4 Steps To Get Customers On The Phone – Even When They Ghost You 👻
How do you deliver a great customer experience?
You talk to customers!!!!!
No tricks or shortcuts. MUST. TALK. TO. HUMANS.
Their unvarnished input, ideas, perspectives, and problems are mission critical to success.
That said, having conducted 1000s of customer check-in calls, sometimes the hardest part is actually getting customers on the phone (or Zoom)!
Here is my 4 step strategy to getting (most) customers to talk to you.
1. Send The First Email
Most people appreciate a heads up and unless you’re on a texting basis with a customer, email is the best first touch point.
Send an email saying that you’d love to hear how things are going and get their product and company feedback. People don’t like to answer a bunch of questions. They LOVE to share feedback though.
Other messaging to test with your customers
Be a case study
Ask for their “help” (people love to help, it’s a trigger to say yes)
Offer help with a certain feature or tool setup that you know applies to them
Links to helpful resources (this can backfire…“I read the links, I’m good.”)
Position it as 10-15 minute call. Short and manageable.
Use their name, company name, and a personal detail if you can. No one will reply to an email blast or generic email (unless they are angry!)
Short and sweet! Now take out all the extra words. Mo Bunnell gives great tips on business development emails that also apply here.
2. Send A Second Email + Cal Invite
Your best and favorite customers will probably reply to your first email.
That’s okay! They’re busy.
It’s probably a good sign that your product is not a hair-on-fire problem for them 😂
But you still want to talk to them!
Here’s what you do next…
Send a second email like this one:
I know you’re busy dominating marketing campaigns :) I’ll give you a try at 404-911-9111 tomorrow at 3p. I’ll optimistically send over a calendar invite but let me know if something else works!
“optimistically” or “tentatively” seems to be a key word — makes it friendly instead of pushy
reply to/thread with the first email so they have context of your previous email
CALENDAR INVITE!!!!! Send over an invite as soon as you send your email. Include your name/company, their name/company, and a bit of context. So if they haven’t read your email and see the calendar invite, they know what’s going on.
I SWEAR this email has a 50% reply rate.
People will say:
Great, talk to you then.
How about at 2:30p instead of 3p?
Use this # I’ll be in my car.
Let’s do the same time but next week.
Or sometimes it will be things like:
Fine, no need for a call
Too busy to chat but we’re good
We’re switching to a competitor (ouch!)
But at least you’re getting info!
Fun fact: I got this strategy straight from a sales person.
What’s aggressive in sales is helpful and proactive with customer success! 💖 🙌 😁
3. Call Them Anyway
First and foremost, I absolutely, positively, definitely call them (or get on the Zoom) at the time I said. Even if they don’t reply.
You’ll get at least another 10-15% of folks who don’t respond but answer the phone or show up to a virtual meeting.
If I get 🦗crickets🦗 and no engagement, at the very least, it’s already on the calendar (Productivity Starter Pack Tip #2) so I’m accountable and have time to follow up.
Which leads me to…
4. Leave A Message & Send Another Email
The best laid (customer outreach) plans don’t work for everyone.
Use your calendar block to:
Leave a friendly message
Intro yourself, obvi
Indicate you’ll also send an email
Feel free to include 1 short tip, new feature, upcoming event they might like
Send a follow up email
BEFORE your goal was to talk to them
NOW — you want to share helpful info via email
Bullets, hyperlinks, still keep it as short as possible (3, maybe 4 bullets)
Customized to their account/usage/goals if possible
Even if we don’t talk this time, I build trust with follow through!

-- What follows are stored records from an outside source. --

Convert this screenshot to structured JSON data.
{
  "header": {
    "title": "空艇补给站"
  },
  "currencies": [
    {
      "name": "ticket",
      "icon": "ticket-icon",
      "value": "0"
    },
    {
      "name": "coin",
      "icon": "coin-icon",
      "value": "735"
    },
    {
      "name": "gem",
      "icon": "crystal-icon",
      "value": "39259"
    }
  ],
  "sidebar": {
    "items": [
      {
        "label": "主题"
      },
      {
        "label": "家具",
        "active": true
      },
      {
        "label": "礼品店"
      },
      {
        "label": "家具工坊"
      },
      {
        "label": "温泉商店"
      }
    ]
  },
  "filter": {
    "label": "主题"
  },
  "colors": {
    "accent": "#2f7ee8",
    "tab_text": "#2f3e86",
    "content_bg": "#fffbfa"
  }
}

Make sure to include a Calendly link and open invite to chat when the time is right.
You never know what’s going on when someone doesn’t reply.
Here are real examples why a customer went dark:
6 month struggle with Lyme disease
7 tradeshows back-to-back
About to get fired
Testing a competitor’s product 🙃
Huge internal project/launch
And 100 other things.
So if at first you don’t succeed, try, try again!
Run your outreach playbook again next month or next quarter depending on the customer, your company size, and what seems reasonable without being annoying.
Figure out what works with your unique customer (at Rigor, engineers hated phone calls but loved email and chat!) and test new strategies, language, and resources.
What are your best strategies for gathering customer feedback? Any tips for getting busy customers to talk to you?